One photograph makes it abundantly clear just how present a small group of Goldman Sachs alumni has become in Donald Trump’s White House. From April 6, it shows a stone-faced Trump and his advisers in a “sensitive, compartmented information facility” at Mar-a-Lago, just after the president had given the order to launch cruise missiles at a Syrian-government airbase. In the closely cropped picture, released by Press Secretary Sean Spicer on Twitter, 14 men and one woman are crowded tightly around a small table, their eyes glued to a closed-circuit-television screen. Three of the people in the picture—Gary Cohn, the head of the National Economic Council and Trump’s chief economic adviser; Steve Mnuchin, the Treasury secretary; and Dina Powell, a deputy national-security adviser—are former Goldman Sachs partners, one of the most coveted perches on Wall Street.

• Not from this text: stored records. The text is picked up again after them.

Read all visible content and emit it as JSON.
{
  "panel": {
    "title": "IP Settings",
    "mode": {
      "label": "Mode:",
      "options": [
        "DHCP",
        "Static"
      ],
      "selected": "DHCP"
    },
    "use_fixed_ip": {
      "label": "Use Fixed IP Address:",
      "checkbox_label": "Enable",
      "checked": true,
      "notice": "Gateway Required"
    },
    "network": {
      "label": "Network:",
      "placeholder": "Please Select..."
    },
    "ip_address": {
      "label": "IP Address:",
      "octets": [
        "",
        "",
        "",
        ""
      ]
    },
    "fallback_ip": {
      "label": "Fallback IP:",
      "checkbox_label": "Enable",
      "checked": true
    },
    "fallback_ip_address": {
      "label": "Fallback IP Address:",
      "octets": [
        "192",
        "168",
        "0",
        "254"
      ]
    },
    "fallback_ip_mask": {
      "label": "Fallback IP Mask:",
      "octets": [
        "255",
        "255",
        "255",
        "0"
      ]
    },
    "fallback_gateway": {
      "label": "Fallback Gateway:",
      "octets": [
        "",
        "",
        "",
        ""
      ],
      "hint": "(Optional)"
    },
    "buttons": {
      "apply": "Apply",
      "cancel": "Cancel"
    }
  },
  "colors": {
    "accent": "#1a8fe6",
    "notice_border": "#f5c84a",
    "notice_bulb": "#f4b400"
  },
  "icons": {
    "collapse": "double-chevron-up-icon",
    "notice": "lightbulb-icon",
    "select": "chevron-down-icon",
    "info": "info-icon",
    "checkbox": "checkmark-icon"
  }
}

A fourth, Steve Bannon, Trump’s chief strategist, was a Goldman Sachs vice president in the late 1980s, before he left the firm to start his own investment-banking business.
“I find it validating,” says Lloyd Blankfein, Goldman’s chairman and C.E.O., from his Battery Park City, Manhattan, office, 41 floors above the Hudson River, “that as he was looking for good people it happens that a lot of them had Goldman Sachs affiliations. It makes me feel good that he sees in those people the same thing I see in those people.”
That Trump would turn to Goldman Sachs to fill some of the most important positions in his fledgling administration is rich with irony. For years, Trump and Goldman practiced mutual disdain. Trump was the poster child of the kind of client that Goldman, which has always prided itself on superb risk management, warned its bankers to avoid. At least four of Trump’s hotel and casino businesses have ended up in bankruptcy court, costing creditors and shareholders billions of dollars in losses. For this reason and others, Goldman determined never to do business with Trump and conveyed that message to its new recruits. Sources at Goldman now deny he was unwelcome at the firm, but more than one former Goldman banker has told me that it’s true, and Goldman has never underwritten a single stock or bond offering for a Trump majority-owned business or real-estate project or lent him any money.
Goldman also avoided Trump politically. It is no secret that Cohn, when he was Goldman’s president and C.O.O., and Blankfein were Democrats—although neither man was particularly enamored of President Obama and his anti–Wall Street rhetoric. Famously, Goldman paid Hillary Clinton $675,000 to appear at three non-taxing question-and-answer sessions during 2013, less than two years before she declared her candidacy for president. According to the Center for Responsive Politics, Goldman employees and affiliated pacs donated less than $5,000 to Trump during the 2016 election cycle. By contrast, Clinton received more than $340,000 from them.